I went to college and excelled. I excelled at work and life was good. Spiritually I was lost though. I played church, went clubbing on the weekends. Just the typical 24/25 year old black dude. Faithful to my wife and a hard worker. However things changed on December 23 2003. After a night of drinking with a relative, the Lord woke me out of my sleep and I could here Him say as clear as day “choose ye this day” that verse would not leave my head and it tormented me until the wee hours of the morning. I eventually went in the other room and started to pray. I told God that I was tired of religion and that I couldn’t figure out which was true. I told God that they all say they are true so I don’t want either of them. Then the sweetest words were whispered to me by the Spirit. Those words were grace. I didn’t have a clue what biblical grace was, but I knew it was a church word, so I went back to church. I joined a church in Lewisville called RLWC, there I blossomed. Though they are a word of faith church the Lord was working in my life mightily.

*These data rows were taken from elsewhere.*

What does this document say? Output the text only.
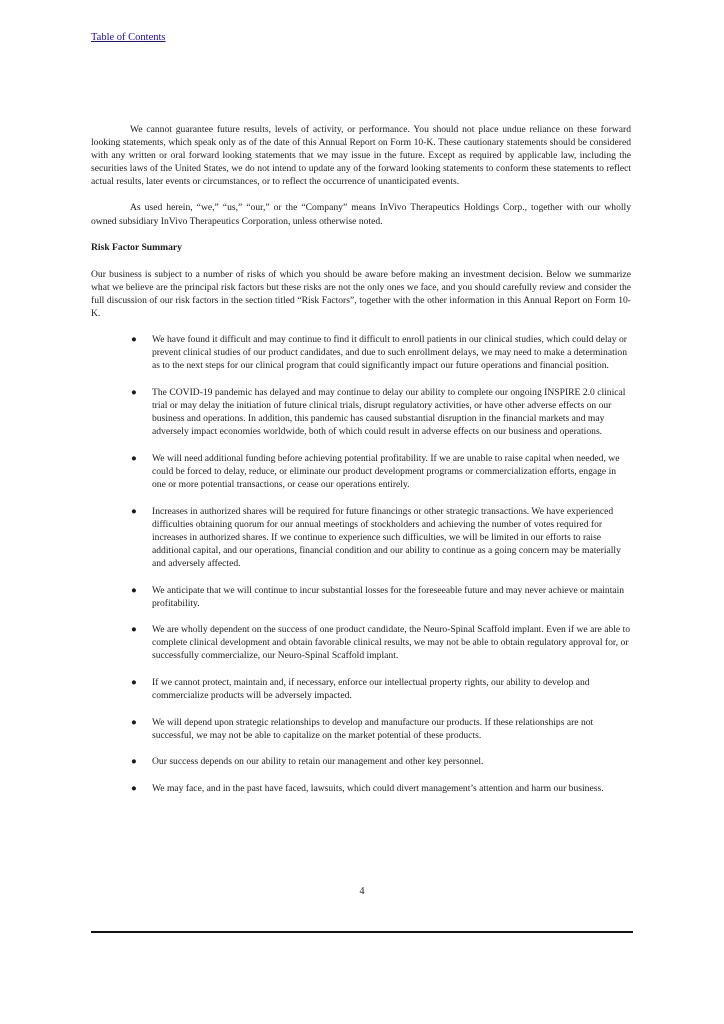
Table of Contents

We cannot guarantee future results, levels of activity, or performance. You should not place undue reliance on these forward looking statements, which speak only as of the date of this Annual Report on Form 10-K. These cautionary statements should be considered with any written or oral forward looking statements that we may issue in the future. Except as required by applicable law, including the securities laws of the United States, we do not intend to update any of the forward looking statements to conform these statements to reflect actual results, later events or circumstances, or to reflect the occurrence of unanticipated events.

As used herein, “we,” “us,” “our,” or the “Company” means InVivo Therapeutics Holdings Corp., together with our wholly owned subsidiary InVivo Therapeutics Corporation, unless otherwise noted.

Risk Factor Summary

Our business is subject to a number of risks of which you should be aware before making an investment decision. Below we summarize what we believe are the principal risk factors but these risks are not the only ones we face, and you should carefully review and consider the full discussion of our risk factors in the section titled “Risk Factors”, together with the other information in this Annual Report on Form 10-K.

● We have found it difficult and may continue to find it difficult to enroll patients in our clinical studies, which could delay or prevent clinical studies of our product candidates, and due to such enrollment delays, we may need to make a determination as to the next steps for our clinical program that could significantly impact our future operations and financial position.
● The COVID-19 pandemic has delayed and may continue to delay our ability to complete our ongoing INSPIRE 2.0 clinical trial or may delay the initiation of future clinical trials, disrupt regulatory activities, or have other adverse effects on our business and operations. In addition, this pandemic has caused substantial disruption in the financial markets and may adversely impact economies worldwide, both of which could result in adverse effects on our business and operations.
● We will need additional funding before achieving potential profitability. If we are unable to raise capital when needed, we could be forced to delay, reduce, or eliminate our product development programs or commercialization efforts, engage in one or more potential transactions, or cease our operations entirely.
● Increases in authorized shares will be required for future financings or other strategic transactions. We have experienced difficulties obtaining quorum for our annual meetings of stockholders and achieving the number of votes required for increases in authorized shares. If we continue to experience such difficulties, we will be limited in our efforts to raise additional capital, and our operations, financial condition and our ability to continue as a going concern may be materially and adversely affected.
● We anticipate that we will continue to incur substantial losses for the foreseeable future and may never achieve or maintain profitability.
● We are wholly dependent on the success of one product candidate, the Neuro-Spinal Scaffold implant. Even if we are able to complete clinical development and obtain favorable clinical results, we may not be able to obtain regulatory approval for, or successfully commercialize, our Neuro-Spinal Scaffold implant.
● If we cannot protect, maintain and, if necessary, enforce our intellectual property rights, our ability to develop and commercialize products will be adversely impacted.
● We will depend upon strategic relationships to develop and manufacture our products. If these relationships are not successful, we may not be able to capitalize on the market potential of these products.
● Our success depends on our ability to retain our management and other key personnel.
● We may face, and in the past have faced, lawsuits, which could divert management’s attention and harm our business.
4
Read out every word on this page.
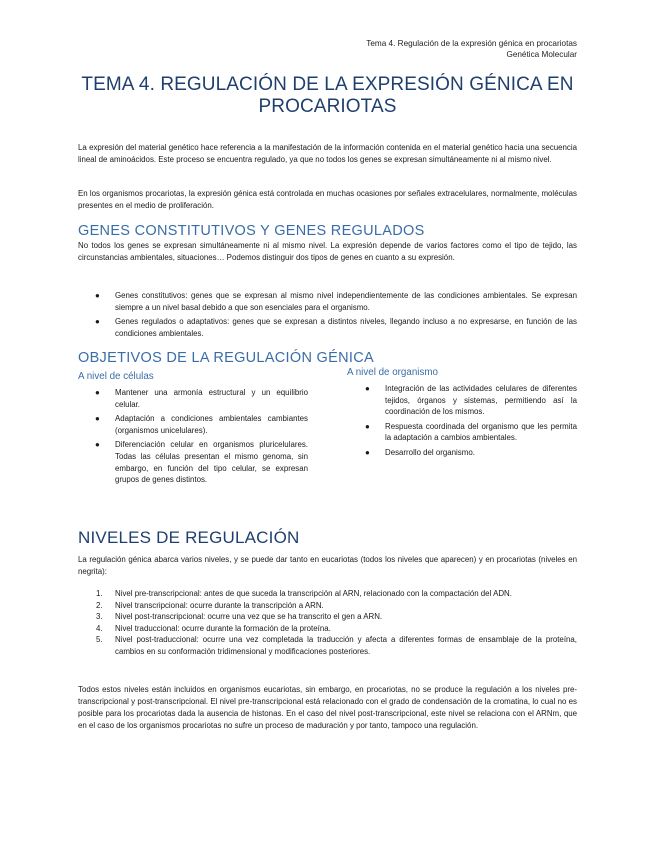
Tema 4. Regulación de la expresión génica en procariotas
Genética Molecular
TEMA 4. REGULACIÓN DE LA EXPRESIÓN GÉNICA EN PROCARIOTAS
La expresión del material genético hace referencia a la manifestación de la información contenida en el material genético hacia una secuencia lineal de aminoácidos. Este proceso se encuentra regulado, ya que no todos los genes se expresan simultáneamente ni al mismo nivel.
En los organismos procariotas, la expresión génica está controlada en muchas ocasiones por señales extracelulares, normalmente, moléculas presentes en el medio de proliferación.
GENES CONSTITUTIVOS Y GENES REGULADOS
No todos los genes se expresan simultáneamente ni al mismo nivel. La expresión depende de varios factores como el tipo de tejido, las circunstancias ambientales, situaciones… Podemos distinguir dos tipos de genes en cuanto a su expresión.
● Genes constitutivos: genes que se expresan al mismo nivel independientemente de las condiciones ambientales. Se expresan siempre a un nivel basal debido a que son esenciales para el organismo.
● Genes regulados o adaptativos: genes que se expresan a distintos niveles, llegando incluso a no expresarse, en función de las condiciones ambientales.
OBJETIVOS DE LA REGULACIÓN GÉNICA
A nivel de células
● Mantener una armonía estructural y un equilibrio celular.
● Adaptación a condiciones ambientales cambiantes (organismos unicelulares).
● Diferenciación celular en organismos pluricelulares. Todas las células presentan el mismo genoma, sin embargo, en función del tipo celular, se expresan grupos de genes distintos.
A nivel de organismo
● Integración de las actividades celulares de diferentes tejidos, órganos y sistemas, permitiendo así la coordinación de los mismos.
● Respuesta coordinada del organismo que les permita la adaptación a cambios ambientales.
● Desarrollo del organismo.
NIVELES DE REGULACIÓN
La regulación génica abarca varios niveles, y se puede dar tanto en eucariotas (todos los niveles que aparecen) y en procariotas (niveles en negrita):
1. Nivel pre-transcripcional: antes de que suceda la transcripción al ARN, relacionado con la compactación del ADN.
2. Nivel transcripcional: ocurre durante la transcripción a ARN.
3. Nivel post-transcripcional: ocurre una vez que se ha transcrito el gen a ARN.
4. Nivel traduccional: ocurre durante la formación de la proteína.
5. Nivel post-traduccional: ocurre una vez completada la traducción y afecta a diferentes formas de ensamblaje de la proteína, cambios en su conformación tridimensional y modificaciones posteriores.
Todos estos niveles están incluidos en organismos eucariotas, sin embargo, en procariotas, no se produce la regulación a los niveles pre-transcripcional y post-transcripcional. El nivel pre-transcripcional está relacionado con el grado de condensación de la cromatina, lo cual no es posible para los procariotas dada la ausencia de histonas. En el caso del nivel post-transcripcional, este nivel se relaciona con el ARNm, que en el caso de los organismos procariotas no sufre un proceso de maduración y por tanto, tampoco una regulación.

One day at college a guy name B.J Thompson came and sat down at the table I was at. He was a Christian Hood Dude. He didn’t look like the typical Christian, with Timbs and baggy jeans on and when I met him he had Christian rap in his car. We became friends and he found out my church situation. I told him that the sermons were always about name it and claim, but it was the best church I could find. He did the greatest thing for me. He gave me a McArthur CD and folks my life was changed. Later I graduated and started to work at Blockbuster Corporate and there I met a guy name Shannon Neffendorf (he just married Jennie a couple of weeks ago and I am so excited). He led a bible study and gave me all of Piper Romans series and Tom Nelson CD’s. I fell in love folks. I started to listen to Hank Hannegraf and after a few months, I was bashing every word of faith pastor I could.
I stated to mature and the Lord opened his word to me. I was introduced to the Doctrines of Grace, and then Reformed Theology. Christianity became very real to me and I understood the Sovereign work of God. I started to read commentaries and different theological books. I listened to sermons on the way to work at work and on the way home. I listened to Sproul, Duncan, Piper, Mahaney, and others. They made the Gospel plain to me and I was even more bitter at the Jakes, Dollars, Prices and Whites. But over the last year God has been maturing me. I stopped debating with people and the love of Christ began to overflow. The cross has become so real to me. As I looked back it was always about earning God’s love, versus free grace. Election changed me from arrogant to humbled. I realized that it was God’s unmerited favor and that I was a product of Unconditional Election. I am free because another one bore my sins and I love Him for that. My works became more about gratitude and less and less that of a debtor. During the last year or so, I started to look into the different systems of theology and decided recently to embrace New Covenant. I pray that this testimony is heart warming and edifying. God bless.